I mean, when your AH asks me why I would love someone like him, like I love losers. (My personal problem was not wanting to give up a comfortable home and struggle financially - and at the same time what my husband carry on living well in his house which I spend a lot of time renovating).

Save yourself. Don't take him back. He will drag you down to the gutter, abuse your, make your life miserable. Even if he is a millionaire, it gets to the point where because of the abuse it is not worth it. (where I am now).

Best to you....

SolTraveler 05-18-2013 08:21 PM

I agree with Tuffgirl - play it by ear. There is no need to decide now. Just really, really think it through before you get back together for the sake of your kids.

Whyme2012 05-18-2013 08:44 PM

I humbly disagree with Soltraveler. If she has kids, it is even more reason not to take him back. My husband's father was an alcoholic. My husband's kids are a mess. If you don't need him for financial reasons, you have no reason to subject your children to that. They will only grow up damaged.

After all I have been through -- I would could not see how I could advise someone to go back to an AH especially if they are able to get by financially without him. He clearly hasn't beaten the love out of you yet - but he will soon enough. You don't want to wait until you are old - 20 years later - to realize you shouldn't have stayed. He's a repeat offender.
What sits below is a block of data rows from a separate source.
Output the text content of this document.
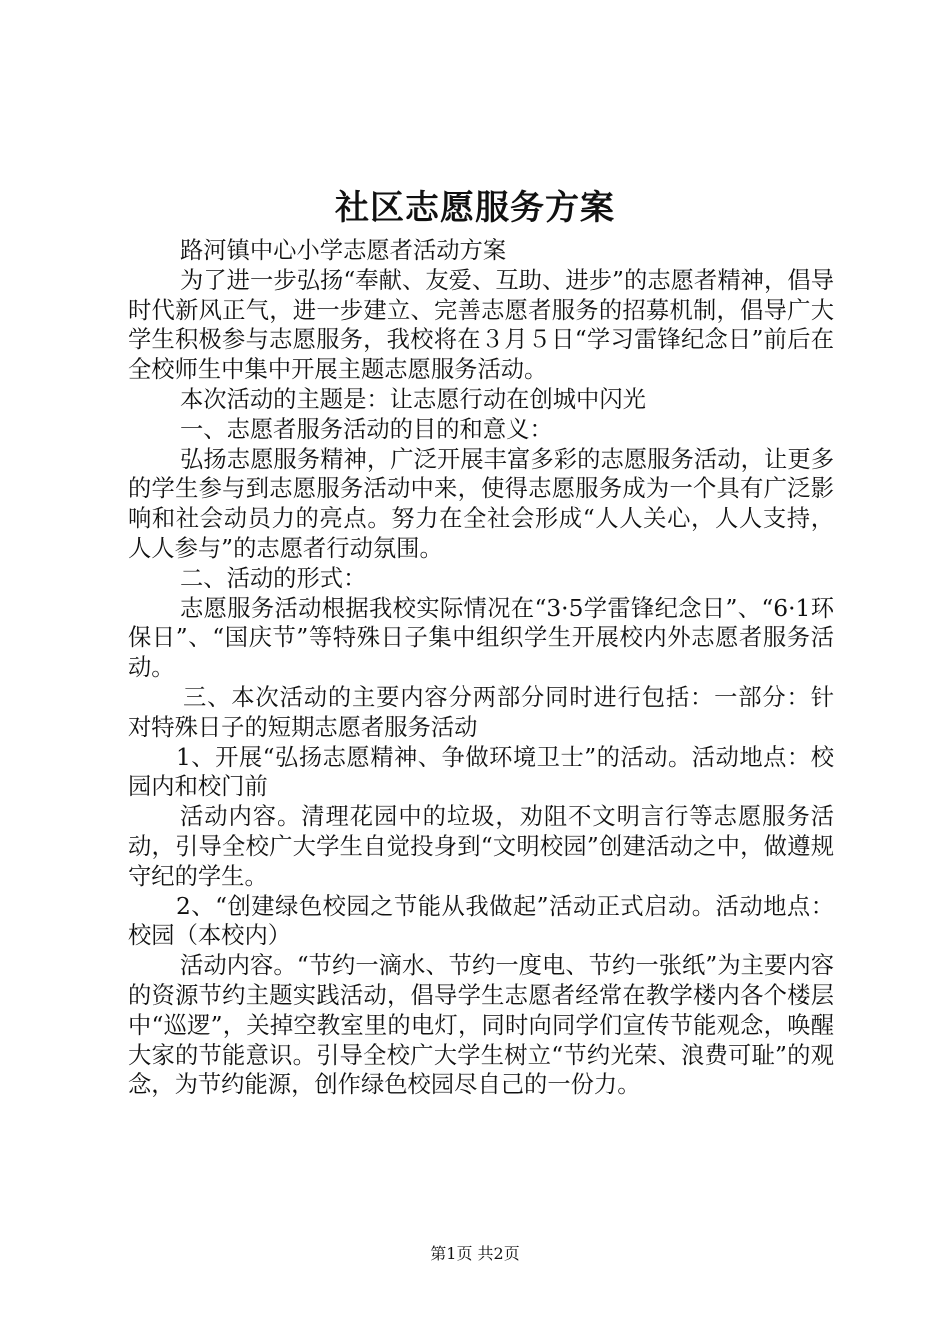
社区志愿服务方案

路河镇中心小学志愿者活动方案

为了进一步弘扬“奉献、友爱、互助、进步”的志愿者精神，倡导时代新风正气，进一步建立、完善志愿者服务的招募机制，倡导广大学生积极参与志愿服务，我校将在３月５日“学习雷锋纪念日”前后在全校师生中集中开展主题志愿服务活动。

本次活动的主题是：让志愿行动在创城中闪光

一、志愿者服务活动的目的和意义：

弘扬志愿服务精神，广泛开展丰富多彩的志愿服务活动，让更多的学生参与到志愿服务活动中来，使得志愿服务成为一个具有广泛影响和社会动员力的亮点。努力在全社会形成“人人关心，人人支持，人人参与”的志愿者行动氛围。

二、活动的形式：

志愿服务活动根据我校实际情况在“3·5学雷锋纪念日”、“6·1环保日”、“国庆节”等特殊日子集中组织学生开展校内外志愿者服务活动。

三、本次活动的主要内容分两部分同时进行包括：一部分：针对特殊日子的短期志愿者服务活动

1、开展“弘扬志愿精神、争做环境卫士”的活动。活动地点：校园内和校门前

活动内容。清理花园中的垃圾，劝阻不文明言行等志愿服务活动，引导全校广大学生自觉投身到“文明校园”创建活动之中，做遵规守纪的学生。

2、“创建绿色校园之节能从我做起”活动正式启动。活动地点：校园（本校内）

活动内容。“节约一滴水、节约一度电、节约一张纸”为主要内容的资源节约主题实践活动，倡导学生志愿者经常在教学楼内各个楼层中“巡逻”，关掉空教室里的电灯，同时向同学们宣传节能观念，唤醒大家的节能意识。引导全校广大学生树立“节约光荣、浪费可耻”的观念，为节约能源，创作绿色校园尽自己的一份力。

第1页 共2页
You sound just like me always hoping....all I was doing was putting my eggs in a broken basket. :-((

stella27 05-18-2013 08:56 PM

I believe that it is wrong to play with children's emotions and their sense of attachment. They may want him in the home, but he is their wonderful daddy. YOU have to be the adult for the rest of you.

Because if he slips, when he slips, you don't want to have to evict him again and put the kids through the yo-yo of alcoholic recovery, which appears very iffy to me from all the reading I do here. (My own children's father has never sought recovery, which in a strange way, lets me off the hook emotionally).

Let him experience his highs and lows (because there are some, you just aren't seeing them with him out of the house) AWAY from you and the kids. Your job is their stability and it sounds like they are stable now (even if they miss him). Why rock the boat?

Archangelesk 05-18-2013 09:42 PM

I hear you. This is a tough place to be and you love this man. I completey get that. But, you are not the monster breaking up the family. He is.

The whole one day at a time thing does not seem to give you much space for your own codependent recovery, because it leaves you evaluating and reacting to him. And it doesn't make it clear to him that transformative change is required.

Right now he knows that all he has to do is hold on long enough for you to cave. Which you have shown that you are likely to do. What he needs to know is that you are gone. Really gone. Maybe there is some chance you'd take back some version of him that has built a track record of sobriety and growth in the future. But it takes people time to grow, if they ever do. That's probably why everyone talks about giving it one to two years.

I say follow your head. It was your heart that got you here.

As to your children. (I have two, also, and am in your boat with an alcoholic husband). Maybe they haven't really seen the ugly yet. But, unless this man truly embraces recovery, they will. It is just a matter of time. And, of course, there is the risk that he never does. I say this is not a matter of trying to set up some deadline. This is a matter of refusing to back down - for your health and happiness and that of your children - until and unless this man presents you with hard, cold, long-term proof of reform.

I am typing this for me just as much as for you. I never want to end up back where I have been.

LexieCat 05-19-2013 05:29 AM


Originally Posted by Whyme2012 (Post 3972969)
I humbly disagree with Soltraveler. If she has kids, it is even more reason not to take him back.

If you read Sol's post again, she suggested thinking twice BEFORE "getting back together for the sake of the kids." IOW, she agrees with you. She was responding to the OP's feeling bad about "breaking up the family".